Firstly, Treasury conducted a market analysis of treasury management systems to verify that AvantGard Quantum was still the optimum TMS for its needs. Having confirmed this, the team decided to upgrade the system to the latest release to take advantage of technology and functional improvements and efficiencies. Treasury was also in a position to review the wider systems landscape to achieve more efficient transaction processing and a higher level of straight-through processing.

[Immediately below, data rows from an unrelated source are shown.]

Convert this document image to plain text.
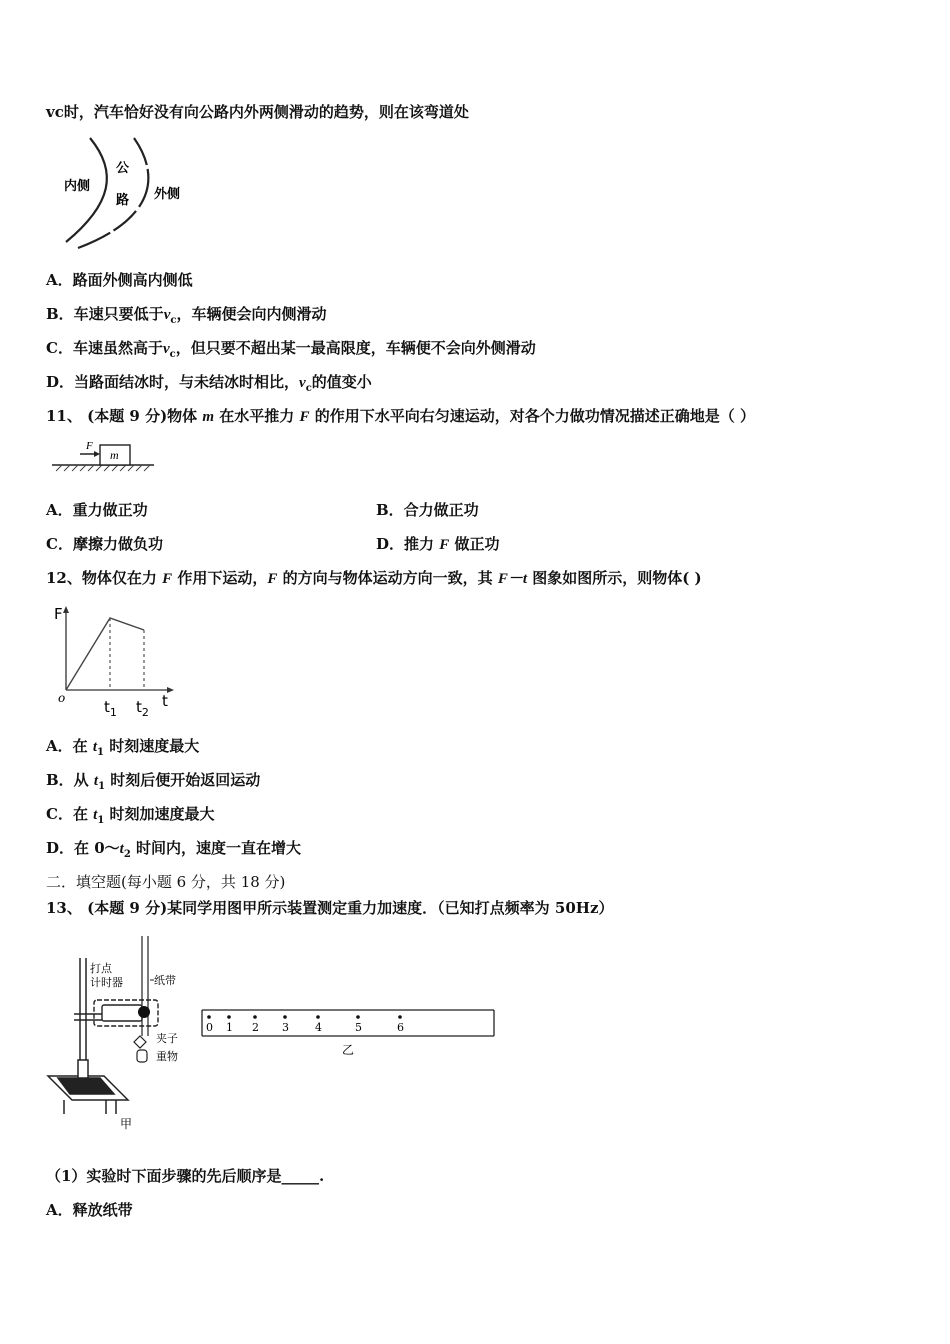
vc时，汽车恰好没有向公路内外两侧滑动的趋势，则在该弯道处
内侧
公
路 外侧
A．路面外侧高内侧低
B．车速只要低于$v_c$，车辆便会向内侧滑动
C．车速虽然高于$v_c$，但只要不超出某一最高限度，车辆便不会向外侧滑动
D．当路面结冰时，与未结冰时相比，$v_c$的值变小
11、 (本题 9 分)物体 m 在水平推力 F 的作用下水平向右匀速运动，对各个力做功情况描述正确地是（ ）
m
F
A．重力做正功	B．合力做正功
C．摩擦力做负功	D．推力 F 做正功
12、物体仅在力 F 作用下运动，F 的方向与物体运动方向一致，其 F－t 图象如图所示，则物体( )
F
o	t
$t_1$ $t_2$
A．在 $t_1$ 时刻速度最大
B．从 $t_1$ 时刻后便开始返回运动
C．在 $t_1$ 时刻加速度最大
D．在 $0\sim t_2$ 时间内，速度一直在增大
二．填空题(每小题 6 分，共 18 分)
13、 (本题 9 分)某同学用图甲所示装置测定重力加速度．（已知打点频率为 50Hz）
打点
计时器	纸带
夹子
重物
甲
0 1 2 3 4	5	6
乙
（1）实验时下面步骤的先后顺序是_____.
A．释放纸带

For a commercial organisation like Tesco, it is not always easy to justify expenditure on ‘back- office’ systems. As the TMS was already in place, implementing a new, visionary technology framework did not require major capital expenditure, but there were still significant costs in addition to the internal and external resources required to deliver the overall project successfully. Some elements of the project, such as implementing a new confirmation-matching system, were difficult to justify in terms of quantitative value, and therefore did not have a specific return on investment attached to them, but it was important to take into account the qualitative benefits, such as improved control. With others, such as online dealing, there were clear qualitative benefits, primarily better quotes through price discovery.

Hosted solution

One of the most important parts of the project has been to migrate from managing the technology infrastructure in-house to outsourcing it to a third party. The TMS is a specialist application with a limited number of users but a number of interfaces, so ideally it required support from people who knew the system. It was difficult for Tesco’s IT department to provide this type of support, which needed to focus more on large-scale applications directly related to the services that the company provides to its customers. Consequently, Treasury’s proposal to outsource the hosting of its IT infrastructure met with little resistance, and the IT department was able to advise on how to avoid problems that had been encountered with previous outsourcing arrangements. Having reviewed different outsourcing options, the decision was taken to expand the relationship with SunGard which now provides hosting services to Tesco.